Britt, the youngest woman in the Senate, also took direct aim at Biden’s age, which has become a sore spot for Democrats, and said he was not physically or mentally up to leading the country for four more years.
“Right now, our commander in chief is not in command,” Britt said. “The free world deserves better than a dithering and diminished leader. America deserves leaders who recognize that secure borders, stable prices, safe streets, and a strong defense are the cornerstones of a great nation.”
“There is no doubt we’re at a crossroads, and it doesn’t have to be this way. We all feel it. But here’s the good news: ‘We the People’ are still in the driver’s seat,” Britt said. “We get to decide whether our future will grow brighter, or whether we’ll settle for an America in decline. Well, I know which choice our children deserve — and the choice the Republican Party is fighting for.”
The contrast between the 42-year-old Britt and 81-year-old Biden was one her Republican colleagues hoped would be apparent.
The speech marked the grand entrance on the national stage for Britt, who has largely kept out of the spotlight since winning her seat in 2022. The former chief of staff to former Sen. Richard Shelby (R-Ala.) was added to McConnell’s leadership team last year and has a seat on the Appropriations Committee, which her former boss once chaired.
Senate Minority Leader Mitch McConnell (R-Ky.) said days earlier that he and Speaker Mike Johnson (R-La.) recommended her to deliver the rebuttal because they believed she would be “particularly effective” in laying out the case against the president.
And she tried to lean into that role Thursday.
“Tonight, the American family needs to have a tough conversation, because the truth is, we’re all worried about the future of our nation. The country we know and love seems to be slipping away. It feels like the next generation will have fewer opportunities — and less freedom — than we did.
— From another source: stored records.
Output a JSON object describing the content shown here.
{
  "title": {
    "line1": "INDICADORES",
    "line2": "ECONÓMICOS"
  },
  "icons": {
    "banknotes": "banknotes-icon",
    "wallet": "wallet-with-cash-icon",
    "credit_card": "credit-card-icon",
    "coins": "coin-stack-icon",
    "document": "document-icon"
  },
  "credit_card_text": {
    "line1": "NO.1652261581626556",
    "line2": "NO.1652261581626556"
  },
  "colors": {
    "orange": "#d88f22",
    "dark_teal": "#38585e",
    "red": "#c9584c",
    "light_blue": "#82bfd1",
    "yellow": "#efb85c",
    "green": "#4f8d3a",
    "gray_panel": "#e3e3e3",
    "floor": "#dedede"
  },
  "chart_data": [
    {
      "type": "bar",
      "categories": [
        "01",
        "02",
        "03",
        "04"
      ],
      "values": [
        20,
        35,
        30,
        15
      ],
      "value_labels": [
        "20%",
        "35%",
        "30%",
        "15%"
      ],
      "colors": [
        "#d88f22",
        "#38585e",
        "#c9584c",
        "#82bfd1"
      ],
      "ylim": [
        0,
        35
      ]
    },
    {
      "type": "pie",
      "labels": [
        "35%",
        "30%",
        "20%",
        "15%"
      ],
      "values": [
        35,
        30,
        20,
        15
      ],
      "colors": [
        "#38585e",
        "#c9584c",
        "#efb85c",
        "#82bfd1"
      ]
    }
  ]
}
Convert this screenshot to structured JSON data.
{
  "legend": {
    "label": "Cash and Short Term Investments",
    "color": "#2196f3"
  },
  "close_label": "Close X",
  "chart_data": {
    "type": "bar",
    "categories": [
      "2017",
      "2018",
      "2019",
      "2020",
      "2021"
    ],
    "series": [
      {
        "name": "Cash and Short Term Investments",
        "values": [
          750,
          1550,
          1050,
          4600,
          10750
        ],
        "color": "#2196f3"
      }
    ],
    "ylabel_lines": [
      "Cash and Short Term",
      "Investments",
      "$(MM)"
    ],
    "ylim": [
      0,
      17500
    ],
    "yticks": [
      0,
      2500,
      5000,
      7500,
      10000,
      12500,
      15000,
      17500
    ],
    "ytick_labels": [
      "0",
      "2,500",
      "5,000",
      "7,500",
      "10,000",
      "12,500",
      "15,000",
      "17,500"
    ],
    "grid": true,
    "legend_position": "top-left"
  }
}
I worry my own children may not even get a shot at living their American dreams.”
But her speech got mixed reviews.
The State of the Union response is widely considered a thankless task, and many lawmakers before Britt had stumbled.
While political-watchers acknowledged she was a rising star in the GOP, some questioned the setting and the delivery.
Former Trump White House aide and current CNN pundit Alyssa Farah Griffin called the staging in Britt’s kitchen “bizarre.”
“Women can be both wives and mothers and also stateswomen,” she said. “So to put her in a kitchen, not in front of a podium or in the Senate chamber where she was elected where she won a very hard-fought race, I felt fell very flat and was confusing to some women watching it.”
And Rep. Brendan Boyle (D-Pa.) called it “the worst overacting since Ishtar.”
The White House also heaped criticism on her 17-minute long speech over her opposition to the bipartisan border deal that Republicans rejected last month and pointed to her home state’s role in the in vitro fertilization (IVF) debate.
“Last month, Senator Britt sided against President Biden, the Border Patrol Union, and the U.S. Chamber of Commerce by opposing the toughest bipartisan border deal in modern history – instead voting with fentanyl traffickers,” White House spokesperson Andrew Bates said.
“What’s more, because an extreme Supreme Court decision overturned Roe v. Wade and set American women back nearly 50 years — with Senator Britt’s support — women across Alabama were just cut off from IVF treatment and dreams of growing their families,” Bates added.